La Française Marie décrit le Brexit comme un phénomène « populiste », qui donne l’occasion de réformer le fonctionnement des institutions et de constater ce qui ne marche pas, afin de se « rapprocher des citoyens ». « Pour moi, le Brexit a été le premier symptôme d’un malaise beaucoup plus large – celui du populisme croissant qui est basé sur des facteurs externes comme la mondialisation », met en garde Tzveta. Ksenija, lors du résultat du référendum, prenait l’ascenseur au Berlaymont – le siège de la Commission. Elle raconte que, ce jour-là, tout le bâtiment a soudainement été silencieux, comme si un ami était mort. « Tout d’abord, tout le monde accusait le manque d’éducation des électeurs ou la passivité de la campagne pour le “non”. J’étais à l’époque d’accord avec ça. Mais maintenant, je dirais que le seul fait de blâmer les électeurs est une approche snob. Tout le monde convient qu’il y a des problèmes essentiels qui nécessitent une attention immédiate, mais quoi exactement et, surtout, comment les guérir ? », s’interroge-t-elle, désormais légèrement à contre-courant. Le refrain est, en effet, bel et bien connu : un peuple qui a toujours tort face à des élites qui, elles, ont le monopole du vrai, persuadées des apports bénéfiques de ses réalisations sur des « masses » incultes. Une partie d’entre elles se refusait à prendre au sérieux des signaux qui devenaient pourtant de plus en plus alarmants, continuant à afficher un mépris à l’égard des Britanniques qui auraient « mal voté ».

Car les différentes analyses des jeunes stagiaires rencontrés occultent un élément, pourtant majeur : le contexte social britannique, propice à une telle rupture, entre austérité, chômage de masse et concurrence avec des travailleurs détachés polonais. Un contexte qui pousse les plus pauvres et les plus marginalisés à s’opposer entre eux, dans une Europe en proie au dumping social et aux dérives austéritaires institutionnalisées. La sortie de la Grande-Bretagne de l’UE ne serait finalement que la conséquence, plus ou moins prévisible, d’un débat plus vaste entre « les globalistes, qui bénéficient du marché ouvert, et les anti-globalistes, qui n’en bénéficient pas », affirme Ksenija. « Avant de blâmer les gens qui ont peur de la main-d’œuvre étrangère, nous devrions nous imaginer à leur place ; combien d’usines ont fermé et continuent de fermer parce qu’ils sont soit en faillite, soit parce qu’ils sont incapables de concurrencer des pays où les coûts de production sont inférieurs? », souligne-t-elle, plutôt lucide. Cela sans pour autant contester l’idée même de libre-échange en Europe, la concurrence libre et non faussée étant, selon elle, une chose « saine est vitale pour la croissance et le progrès ». « Je dirais que beaucoup de jeunes stagiaires de la Commission européenne manquent de recul critique, se désole Yoann, même si je peux comprendre qu’il soit parfois difficile d’en avoir lorsque l’on est en plein cœur de la machine. »

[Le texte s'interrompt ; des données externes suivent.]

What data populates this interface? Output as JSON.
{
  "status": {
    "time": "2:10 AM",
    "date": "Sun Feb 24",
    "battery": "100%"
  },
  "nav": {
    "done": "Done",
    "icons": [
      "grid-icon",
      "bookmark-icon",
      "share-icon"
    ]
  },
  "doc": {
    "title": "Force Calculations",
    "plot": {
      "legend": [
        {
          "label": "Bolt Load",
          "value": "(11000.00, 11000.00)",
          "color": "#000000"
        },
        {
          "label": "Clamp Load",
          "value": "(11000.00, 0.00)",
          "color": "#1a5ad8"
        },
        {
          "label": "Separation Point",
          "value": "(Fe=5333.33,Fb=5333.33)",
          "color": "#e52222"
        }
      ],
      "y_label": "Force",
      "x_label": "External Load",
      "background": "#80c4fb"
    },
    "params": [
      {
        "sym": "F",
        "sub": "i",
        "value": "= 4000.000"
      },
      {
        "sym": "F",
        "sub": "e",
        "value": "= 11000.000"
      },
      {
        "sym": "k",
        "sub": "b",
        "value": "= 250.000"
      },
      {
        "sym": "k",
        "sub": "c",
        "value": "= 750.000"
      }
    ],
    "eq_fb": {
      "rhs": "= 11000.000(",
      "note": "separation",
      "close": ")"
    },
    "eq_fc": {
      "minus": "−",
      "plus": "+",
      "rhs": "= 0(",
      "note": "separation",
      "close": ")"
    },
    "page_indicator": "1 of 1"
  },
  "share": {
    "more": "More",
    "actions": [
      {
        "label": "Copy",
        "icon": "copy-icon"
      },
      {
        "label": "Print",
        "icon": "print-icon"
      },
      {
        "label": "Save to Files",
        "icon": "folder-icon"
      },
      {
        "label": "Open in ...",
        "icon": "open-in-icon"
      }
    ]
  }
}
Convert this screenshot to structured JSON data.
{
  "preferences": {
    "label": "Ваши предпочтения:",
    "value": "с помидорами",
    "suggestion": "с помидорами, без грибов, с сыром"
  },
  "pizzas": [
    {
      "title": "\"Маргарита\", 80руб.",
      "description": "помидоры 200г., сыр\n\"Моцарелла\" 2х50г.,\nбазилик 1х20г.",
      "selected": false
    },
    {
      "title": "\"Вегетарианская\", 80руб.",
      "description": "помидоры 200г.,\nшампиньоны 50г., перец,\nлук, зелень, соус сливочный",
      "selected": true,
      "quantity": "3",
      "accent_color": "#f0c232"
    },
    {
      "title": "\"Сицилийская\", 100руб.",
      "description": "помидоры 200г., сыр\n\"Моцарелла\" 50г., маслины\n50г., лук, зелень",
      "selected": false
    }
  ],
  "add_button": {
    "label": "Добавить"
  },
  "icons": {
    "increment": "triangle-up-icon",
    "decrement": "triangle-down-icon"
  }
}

3 Sur le profil LinkedIn du Collège d’Europe, rubrique « infos carrières sur plus de 7 925 anciens élèves », nous pouvons constater que la grande majorité de ces anciens élèves travaillent à Bruxelles et, parmi les institutions européennes, principalement à la Commission.

4 Site officiel du Collège d’Europe, rubriques « admissions » et « bourses d’études » pour plus de détails.

5 Dans la perspective d’un colloque du 9 mai 2011 intitulé « Aimez-vous l’Europe ? », la Fondapol (fondation pour l’innovation politique) a demandé à TNS-Sofres de réaliser un sondage pour évaluer le sentiment européen chez les Français. L’enquête a été conduite du 15 au 20 avril 2011, par téléphone auprès d’un échantillon de 1 500 personnes âgées de 18 ans et plus.

6 « Les cabinets des commissaires de la Commission Junker », Lysios public affairs, 6 novembre 2014.